To conduct advanced exploration missions in the future, NASA must advance deceleration technology to a new level of sophistication. Enter the Low-Density Supersonic Decelerator Project, a technology development and demonstration effort that will test inflatable decelerators and advanced parachutes in a series of rocket sled, wind tunnel, and rocket-powered flight tests.

The project includes three decelerators. Two are inflatable -- very large (20 feet and 26 feet in diameter, respectively), durable, balloon-like pressure vessels that inflate around the perimeter of the entry vehicle to enhance drag in the Martian atmosphere at supersonic speeds (greater than Mach 3.5) and slow the vehicle to Mach 2. The third device is a parachute measuring 110 feet in diameter that will further slow the entry vehicle from Mach 2, or nearly 1,100 mph, to less than 175 mph. All three devices will be the largest of their kind ever flown at such high supersonic speeds.

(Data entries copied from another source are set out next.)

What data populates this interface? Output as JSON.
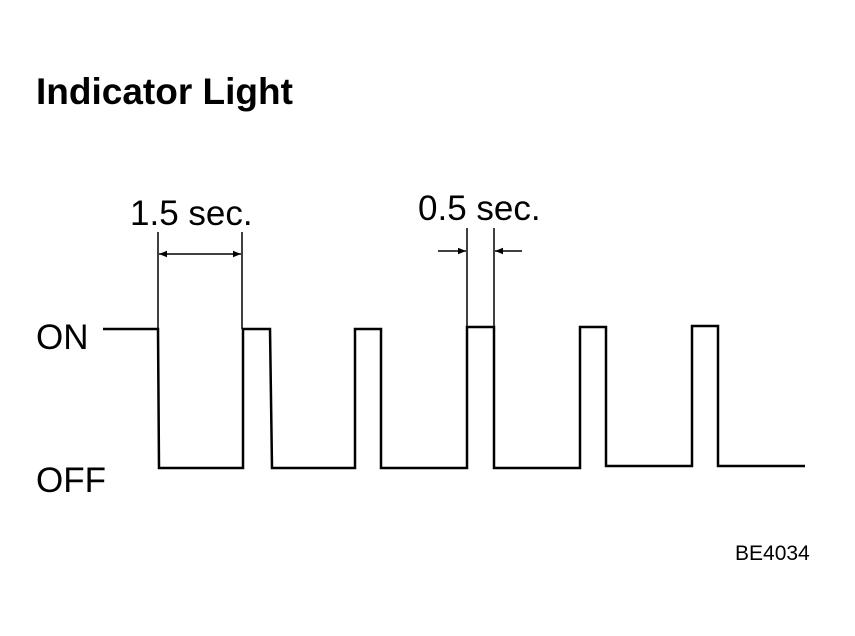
{
  "title": "Indicator Light",
  "labels": {
    "interval_long": "1.5 sec.",
    "interval_short": "0.5 sec.",
    "on": "ON",
    "off": "OFF"
  },
  "figure_id": "BE4034"
}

These kinds of devices are often tested in a wind tunnel prior to flight; however, the parachute is so large that it will not fit inside any existing wind tunnel and the inflatable decelerators are too large for current supersonic wind tunnels. Thus, a series of rocket sled tests will begin early next year at the U.S. Naval Air Weapons Station at China Lake to replicate the high aerodynamic forces each of these structures would experience during entry and descent at Mars. One set of tests will accelerate an aeroshell 15 feet in diameter to 300 mph in just a few seconds using a rocket sled.

The inflatable decelerator will then be deployed to simulate the stresses it would see during flight. Another set of tests will attach a parachute to the rocket sled to verify that the parachute will be able to withstand the forces expected during supersonic flight. The technology development effort will culminate in a series of flight tests, in which an Apollo-sized capsule is lifted to an altitude of 120,000 feet -- to simulate the thin Martian atmosphere -- using a balloon, and accelerated to Mach 4 using a rocket. The decelerator systems are then tested almost exactly as they would be used at Mars, enabling future missions to confidently use these technologies to land there.